My Unexpected Journey Through Multiple Life-Threatening Diagnoses

At 48, I faced a cascade of diagnoses that would test every limit: lymphoma, three brain tumors, HIV progressing to AIDS, dozens of blood clots, and heart failure. Years of yo-yo dieting had left me 85 pounds overweight, with joint pain making movement feel impossible and hormones wrecked from treatment. Insurance denied every weight loss program, and conflicting nutrition advice left me paralyzed. Yet I not only survived—I rebuilt my health using the sustainable principles from my book The CFP Weight Loss Method.

The Turning Point: Focusing on Sustainable Metabolic Repair

Traditional diets failed me before because they ignored the metabolic damage from chemotherapy, antiretroviral medications, and inflammation. I stopped chasing quick fixes. Instead, I followed a 40% protein, 40% healthy fat, 20% low-glycemic carbohydrate framework that stabilized blood sugar and reduced inflammation. This approach directly addressed the hormonal changes making weight loss harder after illness. Within 14 weeks, I dropped 31 pounds without starving or hours at the gym—critical since joint pain from clots and heart strain made intense exercise impossible.

Practical Strategies That Worked With My Conditions

I broke movement into 10-minute walks three times daily, progressing only as energy allowed. This gentle activity improved circulation, lowered blood pressure, and helped manage diabetes that developed during treatment. Meal timing became simple: three balanced plates daily with zero complex tracking. For example, breakfast was eggs with avocado and spinach; lunch, grilled chicken salad with olive oil; dinner, salmon with broccoli. These choices supported immune recovery while shedding fat. I tracked only waist circumference and energy levels—no calorie obsession. The CFP method’s emphasis on consistency over perfection prevented the burnout that had doomed past attempts.

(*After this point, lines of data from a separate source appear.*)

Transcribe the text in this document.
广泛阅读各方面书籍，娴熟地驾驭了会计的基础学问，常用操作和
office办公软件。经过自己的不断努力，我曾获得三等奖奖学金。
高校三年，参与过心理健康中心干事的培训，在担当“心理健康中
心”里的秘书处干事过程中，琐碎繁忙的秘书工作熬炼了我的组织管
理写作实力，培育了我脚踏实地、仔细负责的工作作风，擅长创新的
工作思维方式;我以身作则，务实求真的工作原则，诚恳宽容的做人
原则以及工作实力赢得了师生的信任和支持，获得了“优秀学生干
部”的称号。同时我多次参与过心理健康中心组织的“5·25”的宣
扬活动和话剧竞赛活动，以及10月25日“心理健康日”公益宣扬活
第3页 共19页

Lessons for Anyone Facing Obesity With Chronic Illness

Surviving these conditions taught me that weight loss after serious illness must rebuild, not punish, the body. Focus on anti-inflammatory foods, consistent protein intake (aim for 1.2–1.6 grams per kilogram of ideal body weight), and movement that respects joint limitations. Address sleep and stress, both heavily impacted by HIV medications and heart failure. My blood markers improved dramatically: A1C dropped from 7.8 to 5.4, blood pressure normalized, and energy returned. If you’re overwhelmed, embarrassed, or feel every diet has failed, start with one sustainable plate at a time. The CFP Weight Loss approach isn’t another temporary fix—it’s a lifelong framework that carried me through the darkest chapters and continues to sustain my health today.